Den ultra-niedrigen Leitzins von null bis 0,25 Prozent will die Notenbank deshalb auch nicht anrühren. Der Zinssatz liegt seit Ende 2008, als die schwere Finanzkrise begann, auf diesem Niveau. Und er soll auf dem jetzigen Niveau noch mindestens so lange bleiben, wie die Arbeitslosenquote über 6,5 Prozent verharrt. Im August lag sie bei 7,3 Prozent. Nach Ansicht von zwölf der 17 Fed-Notenbanker ist erst 2015 der richtige Zeitpunkt, um die Zinszügel wieder anzuziehen.

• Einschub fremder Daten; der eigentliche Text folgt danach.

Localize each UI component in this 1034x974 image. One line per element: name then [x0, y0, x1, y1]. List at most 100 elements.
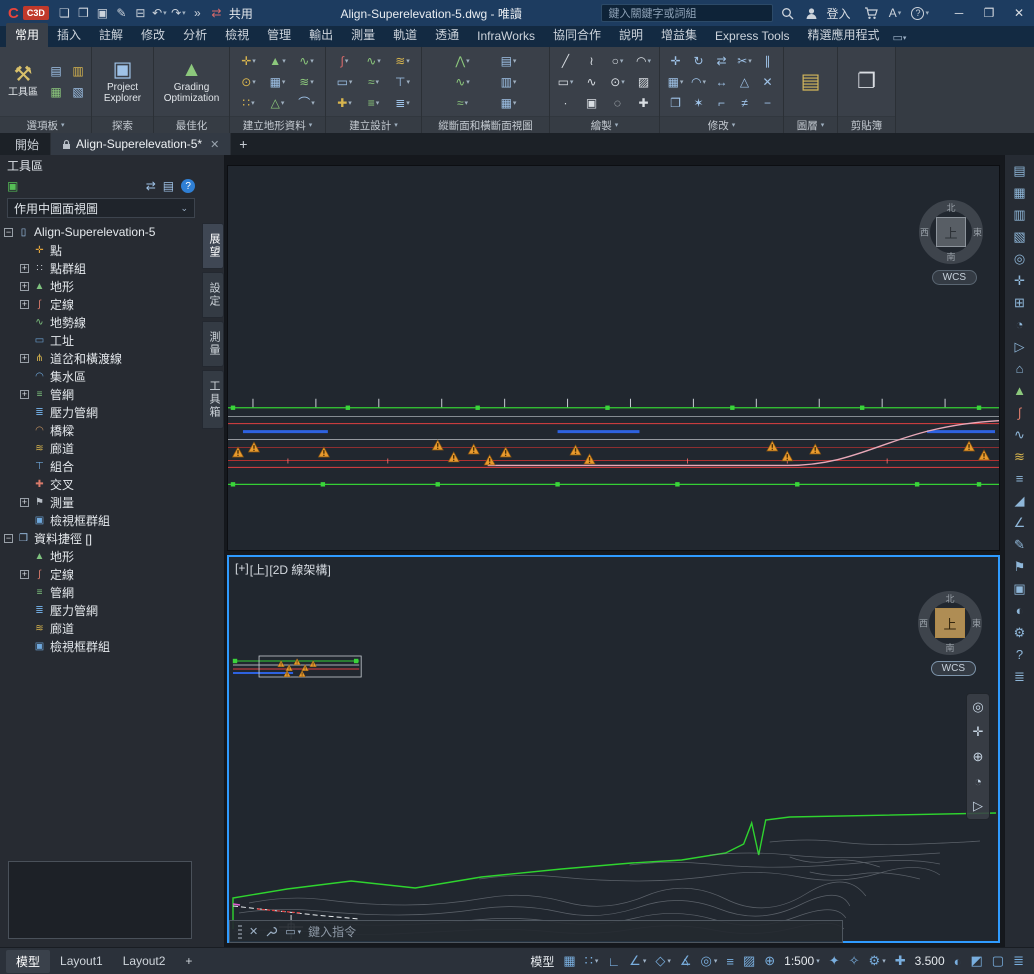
tree-feature-lines[interactable]: ∿ 地勢線	[0, 313, 202, 331]
redo-icon[interactable]: ↷ ▾	[169, 2, 188, 24]
sheet-set-manager-icon[interactable]: ▤	[1013, 163, 1025, 178]
copy-icon[interactable]: ❐ ▾	[665, 93, 686, 113]
expand-toggle-icon[interactable]	[4, 534, 13, 543]
ribbon-tab[interactable]: Express Tools	[706, 26, 798, 47]
multiline-icon[interactable]: ✚ ▾	[632, 93, 656, 113]
pan-icon[interactable]: ✛	[973, 724, 984, 740]
traverse-icon[interactable]: ∿ ▾	[293, 51, 320, 71]
tree-survey[interactable]: ⚑ 測量	[0, 493, 202, 511]
isolate-icon[interactable]: ◐	[1016, 603, 1024, 618]
tree-ds-pipe-networks[interactable]: ≡ 管網	[0, 583, 202, 601]
plot-icon[interactable]: ⊟ ▾	[131, 2, 150, 24]
trim-icon[interactable]: ✂ ▾	[734, 51, 755, 71]
workspace-icon[interactable]: ⚙ ▾	[865, 951, 890, 971]
viewport-bottom-active[interactable]: +上2D 線架構	[227, 555, 1000, 943]
showmotion-icon[interactable]: ▷	[973, 798, 983, 814]
revision-cloud-icon[interactable]: ◌ ▾	[606, 93, 630, 113]
minimize-button[interactable]: ─	[944, 0, 974, 26]
preview-toggle-icon[interactable]: ▤	[163, 179, 174, 193]
tool-palettes-icon[interactable]: ▧	[68, 82, 88, 102]
orbit-icon[interactable]: ◔	[1016, 317, 1024, 332]
tree-surfaces[interactable]: ▲ 地形	[0, 277, 202, 295]
viewport-control[interactable]: 2D 線架構	[269, 561, 330, 578]
navigation-wheel-icon[interactable]: ◎	[1014, 251, 1025, 266]
panel-label-modify[interactable]: 修改▾	[660, 116, 783, 133]
tree-sites[interactable]: ▭ 工址	[0, 331, 202, 349]
application-menu-icon[interactable]: C	[5, 5, 22, 22]
item-view-toggle-icon[interactable]: ⇄	[146, 179, 156, 193]
layout-tab[interactable]: +	[175, 951, 202, 971]
ribbon-tab[interactable]: 檢視	[216, 23, 258, 47]
ribbon-tab[interactable]: 測量	[342, 23, 384, 47]
viewport-control[interactable]: +	[235, 561, 249, 578]
ribbon-tab[interactable]: 說明	[610, 23, 652, 47]
lengthen-icon[interactable]: − ▾	[757, 93, 778, 113]
layout-tab[interactable]: 模型	[6, 950, 50, 973]
close-tab-icon[interactable]: ✕	[210, 138, 219, 151]
offset-icon[interactable]: ∥ ▾	[757, 51, 778, 71]
point-cloud-icon[interactable]: ⊙ ▾	[235, 72, 262, 92]
lineweight-icon[interactable]: ≡ ▾	[722, 951, 738, 971]
toolspace-side-tab[interactable]: 測量	[202, 321, 224, 367]
file-tab-document[interactable]: Align-Superelevation-5* ✕	[51, 133, 231, 155]
hatch-icon[interactable]: ▨ ▾	[632, 72, 656, 92]
expand-toggle-icon[interactable]	[4, 228, 13, 237]
ribbon-tab[interactable]: 插入	[48, 23, 90, 47]
tree-turnouts-crossovers[interactable]: ⋔ 道岔和橫渡線	[0, 349, 202, 367]
pipe-network-icon[interactable]: ≡ ▾	[360, 93, 387, 113]
profile-menu-icon[interactable]: ∿ ▾	[360, 51, 387, 71]
ribbon-tab[interactable]: 輸出	[300, 23, 342, 47]
break-icon[interactable]: ≠ ▾	[734, 93, 755, 113]
elevation-value[interactable]: 3.500 ▾	[911, 951, 949, 971]
new-file-icon[interactable]: ❏ ▾	[55, 2, 74, 24]
sample-lines-icon[interactable]: ∿ ▾	[441, 72, 485, 92]
toolspace-side-tab[interactable]: 設定	[202, 272, 224, 318]
snap-mode-icon[interactable]: ∷ ▾	[581, 951, 603, 971]
panel-label-draw[interactable]: 繪製▾	[550, 116, 659, 133]
layers-button[interactable]: ▤	[799, 49, 823, 114]
annotation-visibility-icon[interactable]: ✦ ▾	[825, 951, 844, 971]
selection-cycling-icon[interactable]: ⊕ ▾	[760, 951, 779, 971]
file-tab-start[interactable]: 開始	[4, 133, 51, 155]
command-line-grip[interactable]	[238, 925, 242, 939]
tool-palettes-icon[interactable]: ▥	[1013, 207, 1025, 222]
pressure-network-icon[interactable]: ≣ ▾	[389, 93, 416, 113]
signin-label[interactable]: 登入	[826, 5, 850, 22]
save-icon[interactable]: ▣ ▾	[93, 2, 112, 24]
toolspace-title[interactable]: 工具區	[0, 155, 202, 175]
project-explorer-button[interactable]: ▣ Project Explorer	[95, 49, 150, 114]
panel-label-layers[interactable]: 圖層▾	[784, 116, 837, 133]
mirror-icon[interactable]: ⇄ ▾	[711, 51, 732, 71]
panel-label-create-design[interactable]: 建立設計▾	[326, 116, 421, 133]
tree-corridors[interactable]: ≋ 廊道	[0, 439, 202, 457]
tree-ds-view-frame-groups[interactable]: ▣ 檢視框群組	[0, 637, 202, 655]
superelevation-view-icon[interactable]: ≈ ▾	[441, 93, 485, 113]
expand-toggle-icon[interactable]	[20, 390, 29, 399]
customize-wrench-icon[interactable]	[265, 925, 278, 938]
expand-toggle-icon[interactable]	[20, 498, 29, 507]
paste-button[interactable]: ❐	[855, 49, 878, 114]
toolspace-help-icon[interactable]: ?	[181, 179, 195, 193]
corridor-menu-icon[interactable]: ≋ ▾	[389, 51, 416, 71]
user-icon[interactable]	[802, 2, 821, 24]
showmotion-icon[interactable]: ▷	[1015, 339, 1025, 354]
tree-point-groups[interactable]: ∷ 點群組	[0, 259, 202, 277]
parcel-menu-icon[interactable]: ▭ ▾	[331, 72, 358, 92]
array-icon[interactable]: ▦ ▾	[665, 72, 686, 92]
properties-icon[interactable]: ▧	[1013, 229, 1025, 244]
ribbon-tab[interactable]: 增益集	[652, 23, 706, 47]
wcs-selector[interactable]: WCS	[932, 270, 977, 285]
measure-icon[interactable]: ∠	[1014, 515, 1026, 530]
ribbon-tab[interactable]: 管理	[258, 23, 300, 47]
clean-screen-icon[interactable]: ▢ ▾	[988, 951, 1008, 971]
tree-points[interactable]: ✛ 點	[0, 241, 202, 259]
tree-alignments[interactable]: ∫ 定線	[0, 295, 202, 313]
panel-label-clipboard[interactable]: 剪貼簿	[838, 116, 895, 133]
save-as-icon[interactable]: ✎ ▾	[112, 2, 131, 24]
app-store-cart-icon[interactable]	[861, 2, 880, 24]
spline-icon[interactable]: ∿ ▾	[580, 72, 604, 92]
orbit-icon[interactable]: ◔	[974, 774, 982, 789]
expand-toggle-icon[interactable]	[20, 570, 29, 579]
tree-pressure-networks[interactable]: ≣ 壓力管網	[0, 403, 202, 421]
feature-line-icon[interactable]: ≈ ▾	[360, 72, 387, 92]
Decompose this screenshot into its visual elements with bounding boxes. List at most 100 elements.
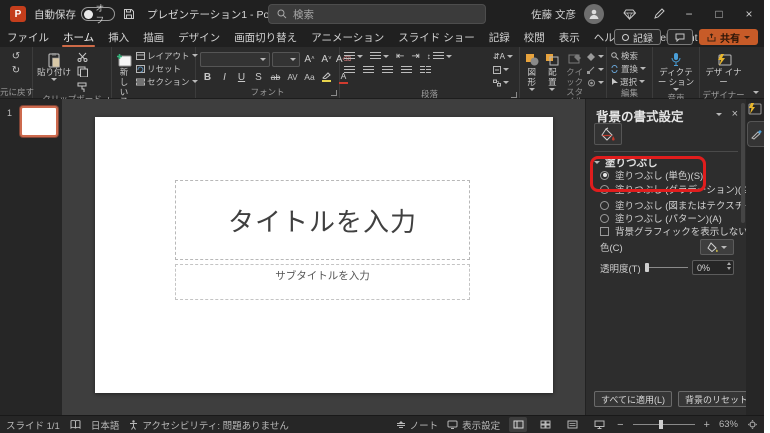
powerpoint-app-icon[interactable]: P <box>10 6 26 22</box>
zoom-slider-thumb[interactable] <box>659 420 663 429</box>
replace-button[interactable]: 置換 <box>611 63 646 74</box>
slide-thumbnail-selected[interactable] <box>20 106 58 137</box>
align-center-button[interactable] <box>363 66 374 75</box>
fill-tab-button[interactable] <box>594 123 622 145</box>
notes-button[interactable]: ノート <box>396 418 439 432</box>
tab-animations[interactable]: アニメーション <box>304 28 391 47</box>
gem-icon[interactable] <box>614 0 644 28</box>
zoom-slider[interactable] <box>633 424 695 425</box>
fill-option-pattern[interactable]: 塗りつぶし (パターン)(A) <box>600 211 722 225</box>
feedback-pen-icon[interactable] <box>644 0 674 28</box>
tab-home[interactable]: ホーム <box>56 28 101 47</box>
accessibility-status[interactable]: アクセシビリティ: 問題ありません <box>129 418 288 432</box>
language-indicator[interactable]: 日本語 <box>91 418 120 432</box>
tab-transitions[interactable]: 画面切り替え <box>227 28 304 47</box>
display-settings-button[interactable]: 表示設定 <box>447 418 500 432</box>
grow-font-button[interactable]: A˄ <box>302 53 317 66</box>
slide-editing-area[interactable]: タイトルを入力 サブタイトルを入力 <box>95 117 553 393</box>
align-right-button[interactable] <box>382 66 393 75</box>
shrink-font-button[interactable]: A˅ <box>319 53 334 66</box>
fill-option-gradient[interactable]: 塗りつぶし (グラデーション)(G) <box>600 182 752 196</box>
cut-icon[interactable] <box>75 50 90 63</box>
zoom-out-button[interactable]: − <box>617 419 623 431</box>
collapse-ribbon-button[interactable] <box>747 47 764 98</box>
strikethrough-button[interactable]: ab <box>268 71 283 84</box>
text-direction-button[interactable]: ⇵A <box>493 51 513 62</box>
tab-record[interactable]: 記録 <box>482 28 517 47</box>
shape-fill-button[interactable] <box>587 51 604 62</box>
arrange-button[interactable]: 配置 <box>543 50 563 92</box>
spellcheck-book-icon[interactable] <box>70 420 81 429</box>
align-text-button[interactable] <box>493 64 513 75</box>
pane-options-chevron-icon[interactable] <box>716 113 722 116</box>
paste-button[interactable]: 貼り付け <box>35 50 73 82</box>
tab-view[interactable]: 表示 <box>552 28 587 47</box>
font-name-select[interactable] <box>200 52 270 67</box>
tab-draw[interactable]: 描画 <box>136 28 171 47</box>
columns-button[interactable] <box>420 66 431 75</box>
slide-sorter-view-button[interactable] <box>536 417 554 432</box>
redo-button[interactable]: ↻ <box>9 64 24 77</box>
apply-to-all-button[interactable]: すべてに適用(L) <box>594 391 672 407</box>
zoom-level[interactable]: 63% <box>719 419 738 430</box>
format-painter-icon[interactable] <box>75 80 90 93</box>
record-button[interactable]: 記録 <box>614 29 661 45</box>
character-spacing-button[interactable]: AV <box>285 71 300 84</box>
numbering-button[interactable] <box>370 52 389 61</box>
transparency-slider[interactable] <box>645 267 688 268</box>
undo-button[interactable]: ↺ <box>9 50 24 63</box>
tab-insert[interactable]: 挿入 <box>101 28 136 47</box>
autosave-control[interactable]: 自動保存 オフ <box>34 7 115 22</box>
section-button[interactable]: セクション <box>136 76 198 87</box>
increase-indent-button[interactable]: ⇥ <box>411 51 419 62</box>
fill-option-solid[interactable]: 塗りつぶし (単色)(S) <box>600 168 703 182</box>
tab-design[interactable]: デザイン <box>171 28 227 47</box>
minimize-button[interactable]: − <box>674 0 704 28</box>
zoom-in-button[interactable]: + <box>704 419 710 431</box>
reading-view-button[interactable] <box>563 417 581 432</box>
subtitle-placeholder[interactable]: サブタイトルを入力 <box>175 264 470 300</box>
hide-background-graphics-checkbox[interactable]: 背景グラフィックを表示しない(H) <box>600 224 761 238</box>
find-button[interactable]: 検索 <box>611 50 638 61</box>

Das Kieler Institut für Weltwirtschaft IfW hält die starre Koppelung der Niedrigzinspolitik der US-Notenbank an die weitere Entwicklung der Arbeitslosigkeit für höchst riskant. "Die Fed hat es sich mit ihrer neuen Kommunikationsstrategie erschwert, ihre Geldpolitik nennenswert zu straffen, selbst wenn sie das später einmal für angebracht halten sollte", sagt Nils Jannsen, USA-Experte im IfW. "Vieles deutet darauf hin, dass die Geldpolitik bereits seit einiger Zeit deutlich zu expansiv ausgerichtet ist und die Fed somit bereits massive Risiken eingegangen ist, die sich durch die neue Kommunikationsstrategie sogar erhöht haben."

Geldpolitik ist nicht alles

Die Koppelung der Geldpolitik an einen einzelnen Indikator wie die Arbeitslosenquote sei problematisch, hieß es weiter. Die Fed habe damit ihren Handlungsspielraum stark eingeengt. Die Arbeitslosenquote hänge von vielen Faktoren ab, "die von der Notenbank nur mittelbar beeinflusst werden können oder sich ihrem Einfluss völlig entziehen".

Bernanke hat am Vorabend versucht, diesen Vorwurf abzuschwächen: Er betonte, es gebe "keinen festen Kalender", die Fed verfolge auch keine "vorgefestigte" Geldpolitik. Eine Änderung des geldpolitischen Kurses hänge von den weiteren wirtschaftlichen Rahmendaten ab.

Die Fed hat versucht, alle Unwägbarkeiten einzupreisen und sich entschlossen, zu diesem Zeitpunkt lieber die Füße still zu halten. Spätestens nach diesem Entscheid ist klar, dass der Einstieg in den Ausstieg aus der lockeren Geldpolitik keine einfache Nummer ist und deutlich schwieriger wird, als bisher angenommen. Nicht mehr nur Fingerspitzengefühl ist gefragt, sondern wahrscheinlich eine gesunde Portion Mut, dem leichten Geld zu entsagen.